A exigência do diploma de Jornalismo nunca funcionou como filtro de qualidade. Ela só criava dificuldades artificiais que serviam para alimentar um pujante mercado de facilidades -- no caso, faculdades meia-boca que descarregavam semianalfabetos diplomados no mercado à taxa de centenas a cada ano. 

Existe ainda um mito de que um aviltamento da profissão de jornalista se seguiu à abolição, pelo STF, do diploma obrigatório. Esse "aviltamento" pode ser interpretado de duas formas -- do profissional (agora "qualquer um" pode ser jornalista) ou das condições de trabalho (agora os patrões podem "fazer o que quiserem" com os profissionais). Eis aí dois argumentos que, sério, fazem-me rir.

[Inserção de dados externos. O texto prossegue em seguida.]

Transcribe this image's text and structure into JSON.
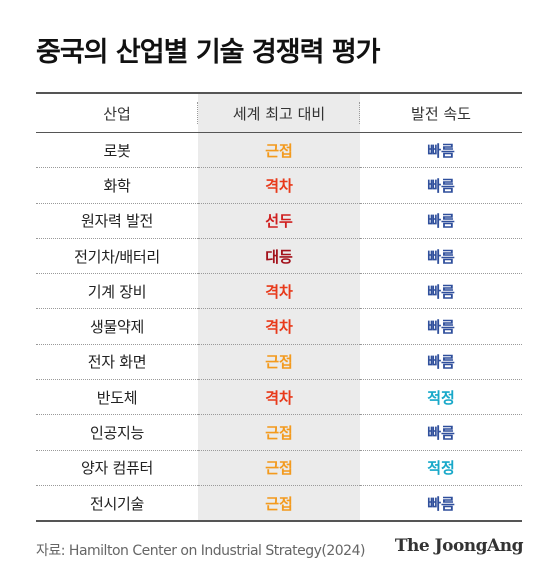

Primeiro, o do "qualquer um": tendo trabalhado mais de 15 anos na profissão antes do fim do diploma obrigatório, posso confirmar que a proporção de semianalfabetos nas redações não aumentou. A única diferença é que, antes, eram todos semianalfabetos com diploma

Segundo, o aviltamento pelos patrões: redações cheias de moleques entusiasmados dispostos a trabalhar por uns trocados para o busão e pela adrenalina de ver o nome no alto da página, deixando-se explorar imbecilmente em jornadas desumanas de 12 horas ou mais, não foram inventadas com o fim do diploma obrigatório. Eu sei, porque fui um desses moleques, assim como boa parte dos meus colegas (diplomados) de geração. A única diferença, hoje, é que os jovens não são, necessariamente, estudantes de jornalismo. 

Grande coisa. 

O jornalismo só deixará de ser uma profissão predatória e aviltada quando os jornalistas criarem tutano, e para isso o diploma é irrelevante. Tenho dificuldade em entender como o mesmo tipo de cara que peita uma tropa de jagunços em Rondônia para escrever sobre trabalho escravo depois se caga de medo do patrão, na hora de contemplar a possibilidade de fazer greve, ou de se recusar a cobrir férias de graça. Mas isso é problema para psicoterapeuta, coisa que diploma nenhum resolve.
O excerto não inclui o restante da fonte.